Duele decir adiós. La voz se quiebra, el corazón se contrae, los ojos lloran y, finalmente, el alma se recoge. Los recuerdos vienen en una avalancha interminable de nostalgias que extrañamente tienen el poder de reconfortar y entristecer mientras nos cuestionamos por el propósito del creador en este valle de lágrimas. Por lo pronto, seguir adelante parece la consigna.
Un amigo querido se nos ha anticipado en el viaje a la eternidad: Hernando Castro Suárez. Hernando tenía dones que lo hacían una persona singular. Líder del movimiento indígena de Colombia, perteneciente a la etnia Uitoto, dedicó su vida a trabajar por sus comunidades en una mágica región colindante entre Amazonas y Caquetá, conocida como Araracuara, convirtiéndose en un luchador por la defensa de los derechos de sus comunidades a la autonomía, la participación, la defensa de su territorio, protección del hábitat.
Era un hombre que emanaba fortaleza en cada gesto. De contextura robusta; su figura imponía respeto, mientras sus profundos ojos, llenos de sabiduría ancestral, parecían penetrar el alma de quienes lo miraban. Su piel canela, curtida por los años y las luchas, reflejaba su vínculo inquebrantable con la tierra que defendió con tanto fervor. No era necesario conocerlo mucho para saber que uno estaba frente a un líder nato; su presencia dejaba una huella imborrable, una energía que irradiaba autoridad y a la vez empatía, propia de aquellos que nacen para guiar a los demás.
Era de esos hombres que parecía tener siempre una misión, una palabra justa, una presencia que bastaba para crear puentes y abrir caminos. Hernando Castro Suárez no fue solo un líder, fue una voz, una bandera en medio de tiempos convulsos para las comunidades indígenas, a las que defendió con un amor que trascendía lo político o social: era una devoción profunda por sus raíces, por la tierra que lo vio crecer y por la gente que veía en él un protector, un guía, un hermano.
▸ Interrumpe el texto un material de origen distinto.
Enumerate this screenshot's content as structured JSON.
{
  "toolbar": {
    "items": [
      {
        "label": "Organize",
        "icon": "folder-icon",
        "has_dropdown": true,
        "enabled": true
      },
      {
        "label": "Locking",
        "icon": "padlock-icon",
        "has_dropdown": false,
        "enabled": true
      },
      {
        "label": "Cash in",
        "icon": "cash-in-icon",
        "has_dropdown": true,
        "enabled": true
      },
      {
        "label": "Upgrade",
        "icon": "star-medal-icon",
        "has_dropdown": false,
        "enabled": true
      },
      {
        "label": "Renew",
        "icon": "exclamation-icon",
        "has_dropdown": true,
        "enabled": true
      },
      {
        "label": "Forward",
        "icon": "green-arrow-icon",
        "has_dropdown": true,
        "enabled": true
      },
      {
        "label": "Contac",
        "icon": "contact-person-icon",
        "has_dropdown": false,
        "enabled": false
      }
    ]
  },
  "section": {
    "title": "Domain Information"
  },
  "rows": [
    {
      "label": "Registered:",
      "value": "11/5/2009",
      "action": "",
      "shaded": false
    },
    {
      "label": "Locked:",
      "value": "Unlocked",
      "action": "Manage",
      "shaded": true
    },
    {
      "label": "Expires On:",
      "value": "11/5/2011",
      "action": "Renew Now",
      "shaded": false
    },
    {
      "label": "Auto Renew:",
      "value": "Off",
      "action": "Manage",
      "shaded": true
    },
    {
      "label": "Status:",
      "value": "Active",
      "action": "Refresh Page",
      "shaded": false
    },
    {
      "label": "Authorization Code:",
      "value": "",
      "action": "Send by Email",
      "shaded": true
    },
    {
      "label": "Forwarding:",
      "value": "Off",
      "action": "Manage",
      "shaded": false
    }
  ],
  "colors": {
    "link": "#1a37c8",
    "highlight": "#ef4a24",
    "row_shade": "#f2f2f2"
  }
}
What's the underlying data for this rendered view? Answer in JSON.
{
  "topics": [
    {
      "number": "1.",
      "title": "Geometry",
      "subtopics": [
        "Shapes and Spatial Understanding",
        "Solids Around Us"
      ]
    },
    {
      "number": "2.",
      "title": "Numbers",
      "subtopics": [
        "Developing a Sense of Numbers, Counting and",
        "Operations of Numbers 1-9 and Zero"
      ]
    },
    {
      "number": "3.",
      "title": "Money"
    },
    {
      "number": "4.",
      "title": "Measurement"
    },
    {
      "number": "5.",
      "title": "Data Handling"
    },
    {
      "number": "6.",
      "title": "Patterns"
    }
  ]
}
Quienes tuvimos la dicha de compartir con él, de escuchar sus reflexiones, de caminar junto a su mirada siempre fija en un horizonte más justo, sabemos que su partida deja un vacío imposible de llenar. La Amazonía, con su canto de selva y ríos, será testigo de su legado. Su espíritu, lo sabemos bien, no se apaga con la muerte; sigue danzando entre las montañas, cuidando los ríos, velando por los suyos, ahora desde la eternidad. Y mientras nosotros quedamos aquí, despidiendo a este amigo, compañero y hermano, no podemos más que agradecer por haber sido parte de su vida, por habernos enseñado que la lucha por la justicia y la dignidad nunca es en vano, que hay causas que trascienden, que valen el sudor, las lágrimas y, a veces, la vida misma. Hernando, te despedimos, pero tu luz seguirá guiándonos en este caminar que, sin ti, será un poco más solitario, pero también más iluminado por el ejemplo que nos dejas.
A su esposa, Iris, y a sus hijos, Kevin, Diana y Dayana, les enviamos un abrazo lleno de afecto y fortaleza. En este momento de profundo dolor quiero que sepan que el legado de Hernando no se apaga; su espíritu sigue vivo en cada lucha que emprendió, en cada sonrisa que compartió con ustedes y en el amor inmenso que siempre les tuvo. Que la memoria de su amor y dedicación les brinde consuelo, y que su ejemplo les siga acompañando. La familia que él construyó es un reflejo de su grandeza, y en ustedes su luz perdurará. Hasta siempre, amigo querido.